The families are expected to return to the United States via commercial airline travel, the State Department tells Breitbart News. In an exclusive statement, the State Department explained, “Our first choice is a commercial airline. If that is not possible, we will consider other options.” The spokesperson did not describe any particular security precautions that would be taken in repatriating individuals from an Ebola-stricken country.

The State Department’s response to Breitbart News’s questioning follows a statement issued previously. Reuters reports the State Department also released a statement saying “U.S. staff would remain on active duty at the embassy and additional staff were being sent” to help the Liberian government deal with the spreading virus. The extra U.S. personnel being sent “include 12 disease prevention specialists from the Centers for Disease Control (CDC) and Prevention and a 13-member disaster assistance response team from USAID.”

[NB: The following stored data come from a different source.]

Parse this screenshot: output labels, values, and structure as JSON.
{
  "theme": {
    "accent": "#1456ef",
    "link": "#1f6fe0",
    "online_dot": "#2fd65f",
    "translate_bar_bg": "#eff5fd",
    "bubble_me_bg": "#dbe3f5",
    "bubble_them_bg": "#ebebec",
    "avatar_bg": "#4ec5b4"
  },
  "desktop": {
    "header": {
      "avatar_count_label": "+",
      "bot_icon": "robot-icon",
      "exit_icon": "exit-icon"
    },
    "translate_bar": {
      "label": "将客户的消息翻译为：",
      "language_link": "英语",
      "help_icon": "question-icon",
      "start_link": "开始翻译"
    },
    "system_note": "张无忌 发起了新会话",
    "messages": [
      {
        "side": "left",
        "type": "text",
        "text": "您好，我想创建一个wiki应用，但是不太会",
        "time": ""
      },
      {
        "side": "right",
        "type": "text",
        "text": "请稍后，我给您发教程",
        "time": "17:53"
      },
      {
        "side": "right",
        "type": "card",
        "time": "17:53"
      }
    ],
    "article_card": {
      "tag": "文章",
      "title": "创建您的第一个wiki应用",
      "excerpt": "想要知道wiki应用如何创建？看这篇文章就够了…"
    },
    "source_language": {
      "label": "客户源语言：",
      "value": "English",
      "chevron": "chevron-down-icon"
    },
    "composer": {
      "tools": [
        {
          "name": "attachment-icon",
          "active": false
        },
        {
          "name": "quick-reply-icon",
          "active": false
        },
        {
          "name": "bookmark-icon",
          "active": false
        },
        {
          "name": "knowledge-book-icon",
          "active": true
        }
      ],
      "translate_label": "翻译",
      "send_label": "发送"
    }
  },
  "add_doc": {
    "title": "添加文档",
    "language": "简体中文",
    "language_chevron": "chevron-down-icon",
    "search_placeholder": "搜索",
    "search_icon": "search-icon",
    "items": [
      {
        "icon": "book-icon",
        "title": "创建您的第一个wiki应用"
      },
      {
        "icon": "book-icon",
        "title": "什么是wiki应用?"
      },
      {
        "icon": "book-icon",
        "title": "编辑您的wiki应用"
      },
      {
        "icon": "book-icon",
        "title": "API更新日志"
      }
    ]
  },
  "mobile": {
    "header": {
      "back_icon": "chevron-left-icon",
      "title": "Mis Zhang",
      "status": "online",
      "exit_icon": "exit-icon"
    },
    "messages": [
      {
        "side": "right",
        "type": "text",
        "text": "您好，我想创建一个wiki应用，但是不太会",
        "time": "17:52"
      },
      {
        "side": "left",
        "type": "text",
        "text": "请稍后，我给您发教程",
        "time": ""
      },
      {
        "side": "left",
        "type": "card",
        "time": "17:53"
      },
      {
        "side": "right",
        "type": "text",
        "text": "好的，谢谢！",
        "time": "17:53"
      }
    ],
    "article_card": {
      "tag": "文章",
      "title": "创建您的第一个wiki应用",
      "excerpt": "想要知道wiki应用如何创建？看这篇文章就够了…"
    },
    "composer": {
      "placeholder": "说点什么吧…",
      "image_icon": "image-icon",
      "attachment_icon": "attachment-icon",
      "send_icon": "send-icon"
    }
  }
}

The Liberian diplomats’ families are not the only Americans in Monrovia waiting to return home. A group of six American students from Tuskegee University in Alabama remained stranded in Monrovia due to the virus, unable to fly back to the United States, for more than a week. The University has since arranged for British Airways to fly them home on August 17.

Also on August 7, Breitbart News reported that CDC director Thomas Frieden “brushed off” concerns that Ebola could enter the United States from the southern border. During an impromptu press conference Frieden responded to questions regarding that possibility by saying, “That is not happening.”

Liberia has experienced some of the most devastating impacts of the Ebola virus. It is also the country from which the disease spread to Nigeria after diplomat Patrick Sawyer, of American-Liberian background, took a commercial flight into the metropolis of Lagos. Sawyer arrived in Lagos for a transfer to a flight into the United States.

A State Department statement indicates, “the latest wave of the outbreak has overwhelmed Liberia’s health system and most health facilities lack sufficient staff or resources to address the continuing transmission of the disease.”